Oh, I am quite familiar with qualifiers. My roommates tease me that I can’t say anything without sticking a qualifier in. I never really thought about it as a lack of confidence, I just like to make sure that what I say is 100% true and when one tags that little qualifier onto the end of one’s statement, it becomes full-proof (at least in my opinion). The statement can always be supported because you can always say, “well, I said probably.” However, Cappon is right. If we do use qualifiers it does throw the entire article into shades of doubt. Readers won’t know what is certain and what isn’t. So we’ll have to use those qualifiers sparingly, only when we absolutely need them.

Derek Tickle said:

Well done, Michelle. I, also, really enjoyed the second chapter more so than the first because of how it taught us how to write instead of simply listing a ton of facts that no one will remember. In your example, I think you really noted a qualifier that probably should have been avoided or not? It is amazing how "one" word can make a sentence should completely wrong or absolutely correct.

Angela Palumbo said:

I wasn't very familiar with qualifiers before reading this chapter. I guess that qualifiers are more of a way to make, as Greta said, a full-proof statement rather than display a lack of confidence. However, there are times that I say things and tack on the qualifier just in case I'm wrong in which case it is a lack of confidence.

Greta Carroll said:

lol, I was just rereading my comment. I talk about how we shouldn't use qualifiers and then I go and use one right in my comment. Notice the: "at least in my opinion," the I tagged onto my one sentence there. Talk about irony.

Aja Hannah said:

You gotta be careful nowadays. You never know what the government is capable of! Earthquakes! It's only a matter of time! (Note the sarcasm)

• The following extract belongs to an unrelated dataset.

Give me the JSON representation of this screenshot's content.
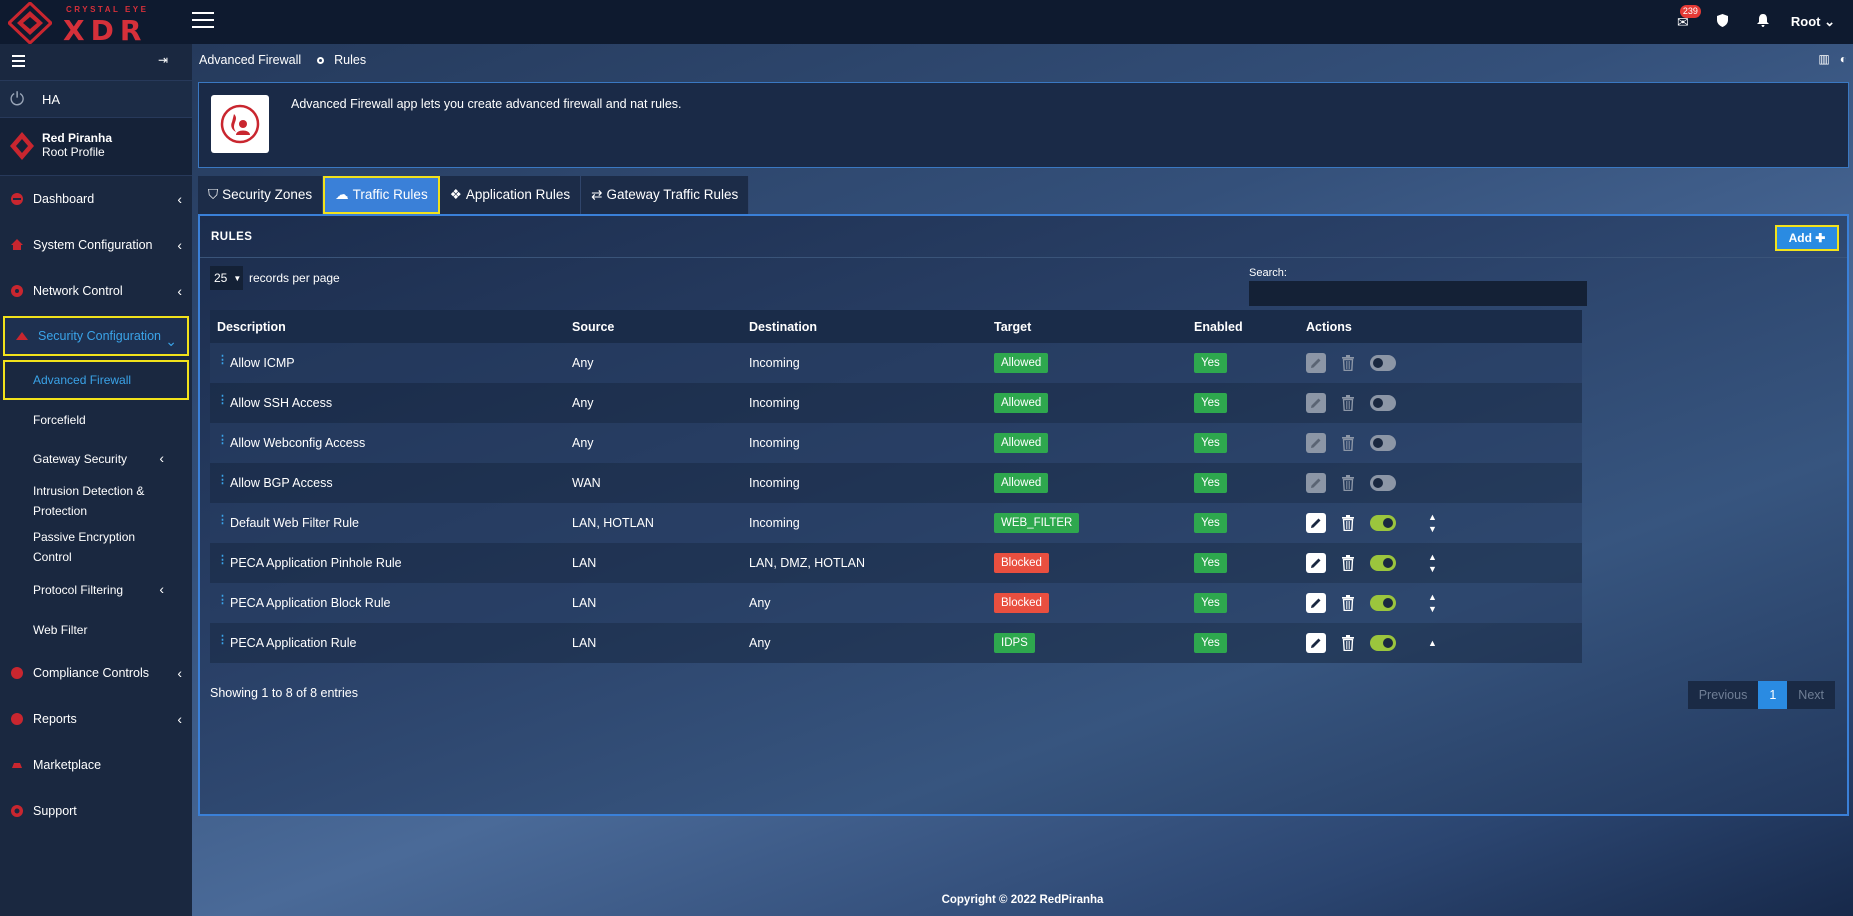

I agree with Michelle that the use of qualifiers is mostly used to cover you butt so people can't take you to court or disupte something you said because you tagged "in my opinion" or "probably."

Michelle Tantlinger said:

Oh Greta...lol...that was a perfect example. It's even in parenthesis to emphasize that your adding it on...I actually thought you did it on purpose because you are clever like that! But, there is nothing wrong with unintentional cleverness!